Compgen Tool Suite

2_5 Female X Chromosome Informative SNPs (Version 1)

mcmillan / Version 34

This is the first version of Informative SNPs, which has been mentioned in May 24th meeting.

The tarball can be downloaded from here. Notice that the data set includes eSNPs and intergenic SNPs.

! A new version, Version 2, is available here.

Summary of the Informative SNPs dataset.(Figures only show eSNPs)

FG/GF

	Total	eSNPs	non-eSNPs
FG	2203	1899	304
GF	2401	2013	388
Intersection	2140	1856	284

FH/HF

	Total	eSNPs	non-eSNPs
FH	1843	1614	229
HF	1693	1486	207
Intersection	1664	1464	200

GH/HG

	Total	eSNPs	non-eSNPs
GH	2752	2177	575
HG	2256	1808	448
Intersection	2234	1789	445

Detailed Procedure:

(0) For each F1 cross, we only consider the Sanger SNPs between the maternal and the paternal inbred strains. For example, for FG cross, we only consider SNPs between CAST and PWK.

(1) We first use the F1 samples, and compute at each SNP position the ratio of the sum of maternal allele and paternal allele to the pileup height. We remove loci where this ratio is less than 25% in more than 25% samples. (To ensure each variant is mainly caused by maternal allele or paternal allele but not by random noise)

For example, for FG cross, we have 6 samples. We will remove a SNP if more than 1.5 samples(actually it is 1 in this case) has the ratio smaller than 25% at that position. We denote this intermediate output to be Set1.
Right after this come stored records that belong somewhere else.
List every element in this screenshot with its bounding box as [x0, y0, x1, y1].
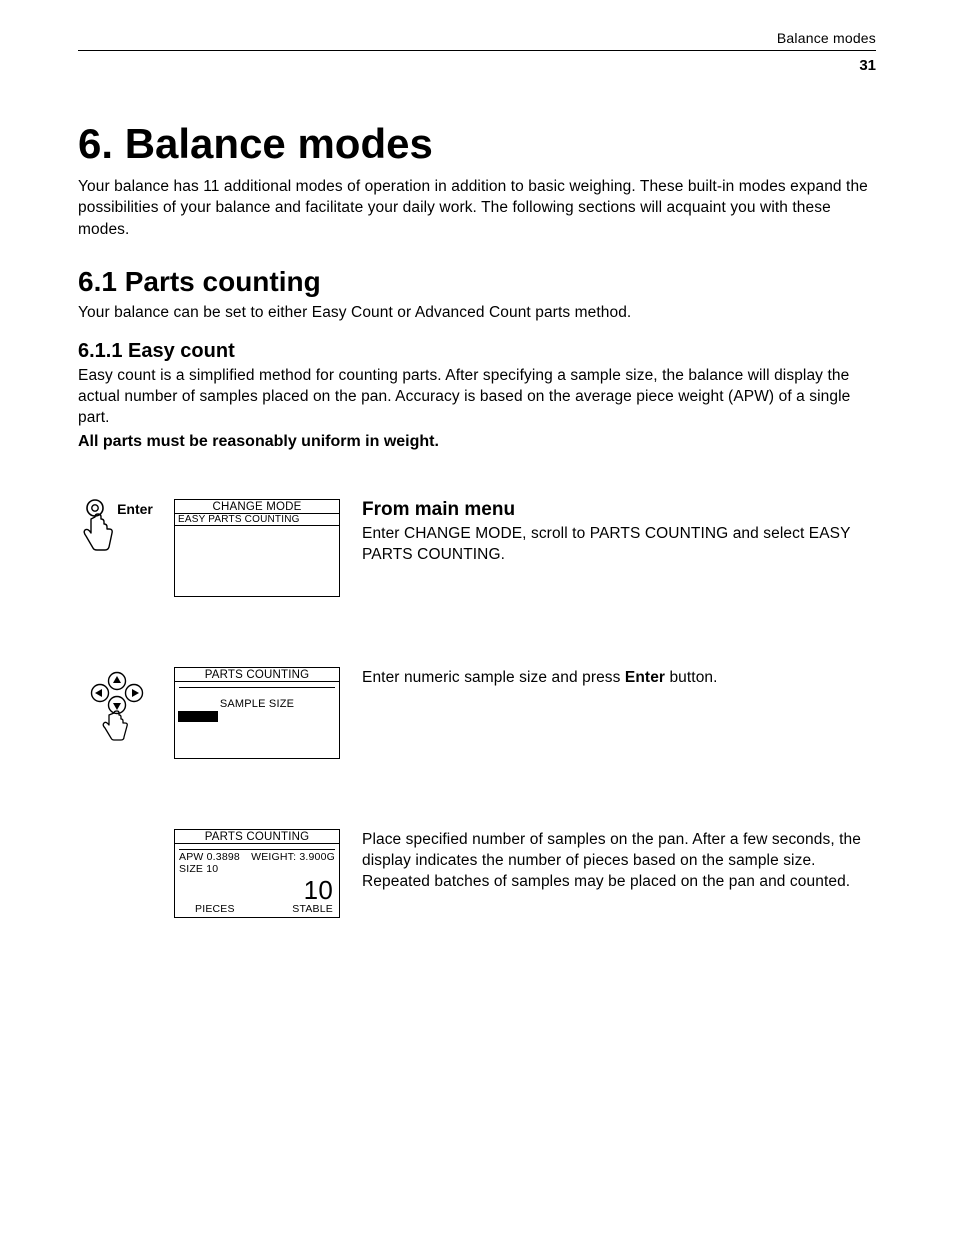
section-6-1-1-title: 6.1.1 Easy count — [78, 340, 876, 363]
running-header: Balance modes — [78, 30, 876, 46]
chapter-title: 6. Balance modes — [78, 120, 876, 168]
step-1: Enter CHANGE MODE EASY PARTS COUNTING Fr… — [78, 499, 876, 597]
lcd3-pieces-label: PIECES — [195, 903, 235, 915]
step2-text-post: button. — [665, 669, 718, 686]
press-hand-icon — [81, 499, 115, 555]
lcd2-sample-label: SAMPLE SIZE — [175, 698, 339, 710]
step-3: PARTS COUNTING APW 0.3898 WEIGHT: 3.900G… — [78, 829, 876, 918]
header-rule — [78, 50, 876, 51]
lcd2-cursor-block — [178, 711, 218, 722]
step1-text: Enter CHANGE MODE, scroll to PARTS COUNT… — [362, 523, 876, 566]
section-6-1-title: 6.1 Parts counting — [78, 266, 876, 298]
step2-text-pre: Enter numeric sample size and press — [362, 669, 625, 686]
section-6-1-intro: Your balance can be set to either Easy C… — [78, 302, 876, 323]
lcd3-stable-label: STABLE — [292, 903, 333, 915]
from-main-menu-heading: From main menu — [362, 499, 876, 521]
lcd1-selected-row: EASY PARTS COUNTING — [175, 514, 339, 526]
lcd3-weight: WEIGHT: 3.900G — [251, 851, 335, 863]
step-2: PARTS COUNTING SAMPLE SIZE Enter numeric… — [78, 667, 876, 759]
uniform-weight-note: All parts must be reasonably uniform in … — [78, 433, 876, 451]
step2-text: Enter numeric sample size and press Ente… — [362, 667, 876, 688]
lcd-screen-3: PARTS COUNTING APW 0.3898 WEIGHT: 3.900G… — [174, 829, 340, 918]
lcd-screen-1: CHANGE MODE EASY PARTS COUNTING — [174, 499, 340, 597]
lcd-screen-2: PARTS COUNTING SAMPLE SIZE — [174, 667, 340, 759]
step2-text-bold: Enter — [625, 669, 665, 686]
lcd3-apw: APW 0.3898 — [179, 851, 240, 863]
enter-label: Enter — [117, 501, 153, 517]
step3-text: Place specified number of samples on the… — [362, 829, 876, 893]
lcd2-title: PARTS COUNTING — [175, 668, 339, 682]
section-6-1-1-body: Easy count is a simplified method for co… — [78, 365, 876, 429]
page-number: 31 — [78, 57, 876, 74]
chapter-intro: Your balance has 11 additional modes of … — [78, 176, 876, 240]
lcd1-title: CHANGE MODE — [175, 500, 339, 514]
lcd3-count: 10 — [175, 877, 339, 903]
lcd3-title: PARTS COUNTING — [175, 830, 339, 844]
dpad-hand-icon — [78, 667, 156, 747]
(2) Then we consider the inbred strains and perform a similar procedure on both maternal and paternal inbred samples. However, the ratio and the criterion we used is different from the one in F1 cross. For maternal samples, we use the ratio of paternal allele to the pileup height and remove SNPs where more than 25% samples have the ratio greater than 25%. For paternal samples, we do it the other way around. (To ensure in maternal inbred strain each variant is mainly caused by maternal allele, and so as paternal inbred strain)

For example, for FG cross, we do one for FF samples, and the other for GG samples. We denote the intermediate output to be Set2 and Set3 for maternal and paternal respectively.

(3) The final output will be SNP positions either in Set1 and Set2 or in Set1 and Set3. Of course, SNPs that are in Set1, Set2, and Set3 are included. We will also remove SNP positions where less than 75% of samples have pileup height greater than 50. (To ensure each SNP is covered by enough pileup) This criterion is changed in Version 2.

In short, for FG cross, we remove the bad SNPs with the FG samples data, and we did the same procedure on its reciprocal cross GF. A SNP can be good in FG samples but bad in GF samples.